Schwäbische Zeitung (Alb-Donau)
„Abheben und davon schweben“
Gleitschirmfliegen: „Mit der Thermik aufdrehen und in großer Höhe abfliegen“
HÜTTEN - „Heute ist das Wetter perfekt“, sagt Ralf Straub. „Bei Ostwind können wir hier am besten starten.“Mit kräftigem Schwung zieht er an der Leine und lässt den Gleitschirm elegant in die Luft steigen. Dann läuft er ein paar Meter den ehemaligen Skihang in Hütten hinunter, hebt die Beine hoch und gleitet gemächlich durch die Luft.
Vor rund zehn Jahren hat der ehemalige Bergsportler sein neues Hobby entdeckt, dem er heute in jeder freien Minute nachgeht: dem Gleitschirmfliegen. Mittlerweile ist der Mehrstetter sogar Vorsitzender der Gleitschirmflieger Urenschwang, die in Hütten am Hang der alten Skihütte auf rund 120 Höhenmetern ihre Startbahn in der Gemarkung Urenschwang haben. „Das ist einfach so: Wenn ich mit dem Gleitschirm Anlauf nehme und abhebe, dann ist alles weg. Die Arbeit, der Stress“, beschreibt der Luftsportler die Gründe für seine Leidenschaft. „Gleitschirmfliegen ist ein faszinierender Sport. Schirm auslegen, Leinen sortieren, ein leichter Zug an den Leinen und dann – abheben und davon schweben. Mit der Thermik aufdrehen und in großer Höhe abfliegen, das ist der Traum eines jeden Piloten.“
Hobby im Urlaub entdeckt
Zum Gleitschirmfliegen sei er gekommen, als er 2008 in Österreich im Urlaub war. „Wir sind den Ortler aufgestiegen und dort habe ich auf 2000 Meter einen Piloten getroffen. Der ist nach dem Aufstieg ganz einfach runter geflogen, neben seinem Auto gelandet und fertig. Da war ich schon ein bisschen neidisch und wollte das auch einmal ausprobieren.“Gesagt, getan! Nach dem Urlaub widmete er sich der neuen Sportart und war sogleich voll und ganz dabei. „Mit richtig Herzblut“, betont der Pilot und lacht.
Seit rund 13 Jahren gibt es die Gleitschirmflieger in Hütten, die die Startbahn in Eigenregie mit der Flugschule Ulm betreiben. „Die bieten hier ihre Ausbildung für Gleitschirmflieger an“, berichtet Straub weiter.

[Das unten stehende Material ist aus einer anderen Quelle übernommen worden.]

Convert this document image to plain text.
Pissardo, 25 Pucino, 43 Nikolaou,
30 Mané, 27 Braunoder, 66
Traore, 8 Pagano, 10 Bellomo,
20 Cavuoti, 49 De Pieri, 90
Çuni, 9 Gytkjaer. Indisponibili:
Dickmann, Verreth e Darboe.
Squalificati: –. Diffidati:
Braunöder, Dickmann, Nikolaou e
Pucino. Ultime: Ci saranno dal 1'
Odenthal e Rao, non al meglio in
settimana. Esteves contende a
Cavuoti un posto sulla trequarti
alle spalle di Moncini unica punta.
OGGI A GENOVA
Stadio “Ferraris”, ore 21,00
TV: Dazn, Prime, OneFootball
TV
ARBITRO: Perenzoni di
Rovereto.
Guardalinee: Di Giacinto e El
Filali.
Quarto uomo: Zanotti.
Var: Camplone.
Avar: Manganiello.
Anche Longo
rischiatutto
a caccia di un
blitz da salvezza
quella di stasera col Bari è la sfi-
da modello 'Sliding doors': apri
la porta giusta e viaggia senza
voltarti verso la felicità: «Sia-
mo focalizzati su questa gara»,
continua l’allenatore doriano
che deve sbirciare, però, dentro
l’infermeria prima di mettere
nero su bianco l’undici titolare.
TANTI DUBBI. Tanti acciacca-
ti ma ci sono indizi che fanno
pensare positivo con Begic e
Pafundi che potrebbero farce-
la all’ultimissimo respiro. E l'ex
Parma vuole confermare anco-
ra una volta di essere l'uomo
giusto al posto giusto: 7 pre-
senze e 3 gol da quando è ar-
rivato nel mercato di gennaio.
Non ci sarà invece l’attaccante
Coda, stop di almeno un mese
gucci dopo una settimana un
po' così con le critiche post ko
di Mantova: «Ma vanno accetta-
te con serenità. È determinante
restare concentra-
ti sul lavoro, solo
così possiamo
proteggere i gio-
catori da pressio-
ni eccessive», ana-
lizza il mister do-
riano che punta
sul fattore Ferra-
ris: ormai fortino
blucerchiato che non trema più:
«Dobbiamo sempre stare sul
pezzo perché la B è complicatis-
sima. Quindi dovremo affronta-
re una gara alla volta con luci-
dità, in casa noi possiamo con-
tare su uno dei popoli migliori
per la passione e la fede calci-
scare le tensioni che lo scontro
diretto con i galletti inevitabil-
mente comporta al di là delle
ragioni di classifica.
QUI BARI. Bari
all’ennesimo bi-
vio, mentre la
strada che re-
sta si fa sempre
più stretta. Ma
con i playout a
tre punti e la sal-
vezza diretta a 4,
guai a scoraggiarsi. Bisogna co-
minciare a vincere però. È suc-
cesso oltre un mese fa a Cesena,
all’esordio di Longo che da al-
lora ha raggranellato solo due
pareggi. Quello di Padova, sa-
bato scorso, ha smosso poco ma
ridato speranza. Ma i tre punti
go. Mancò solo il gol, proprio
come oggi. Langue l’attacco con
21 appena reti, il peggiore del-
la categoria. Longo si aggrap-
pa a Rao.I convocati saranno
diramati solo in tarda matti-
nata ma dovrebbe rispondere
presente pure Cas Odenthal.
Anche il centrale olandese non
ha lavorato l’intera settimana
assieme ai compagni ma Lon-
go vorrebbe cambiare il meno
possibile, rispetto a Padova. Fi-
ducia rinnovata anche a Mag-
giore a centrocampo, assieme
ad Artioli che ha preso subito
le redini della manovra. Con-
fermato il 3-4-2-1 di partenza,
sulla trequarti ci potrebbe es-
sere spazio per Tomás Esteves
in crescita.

Derzeit haben die Hüttener etwa 120 Mitglieder, von denen rund 60 aktiv fliegen. „Darunter sind viele junge Leute“, betont Straub.
Landschaftsbild erhalten
Neben dem Fliegen sind die Mitglieder auch in der Landschaftspflege rund um die Startbahn tätig. „In Absprache mit dem Landratsamt AlbDonau-Kreis und dem Pächter des Hangs bemühen wir uns um die Freihaltung von Bewuchs“, so Straub. Ohne die Arbeiten wäre der Berg mittlerweile völlig zugewuchert. Somit bleibt auch das typische Landschaftsbild im Schmiechtal erhalten.
Auf dem Fluggelände kann man über die Flugschule Ulm die Ausbildung zur A-Lizenz absolvieren und später mit entsprechender Erfahrung auch die B-Lizenz zum Streckenflug erwerben. Von Hütten aus können erfahrene Piloten bei entsprechender Thermik in der aufsteigenden Luft mit dem Gleitschirm aufdrehen und auch Streckenflüge in Richtung Mehrstetten, Münsingen und Lautertal absolvieren. Die Aufzeichnung und Navigation erfolgt mit einem GPS-Gerät, das jeder Pilot mit sich führt und mit dem er seine Streckenflüge im Online-Server des Hängegleiterverbandes der Deutschen Gleitschirmmeisterschaft eingibt und an der Wertung teilnimmt. Im Moment sind etwa 25 der Hüttener Piloten in der bundesweiten Wertung. Bester Pilot ist Horst Kiem aus Hütten, der ständig unter den ersten 20 von etwa 5000 Teilnehmern zu finden ist.
Derzeit testen die Gleitschirmflieger auf der anderen Seite des Hangs eine neue Startbahn, die auch bei anderer Windrichtung als aus Osten betrieben werden kann. „Da sind wir allerdings noch in der Testphase“, berichtet Pilot Horst Kiem. Die Testphase läuft noch bis Herbst nächsten Jahres, danach entscheidet sich, ob die zweite Startbahn in Betrieb genommen werden kann. „Das hängt dann vom Hängegleiterverband ab“, so Kiem und zeigt sich optimistisch.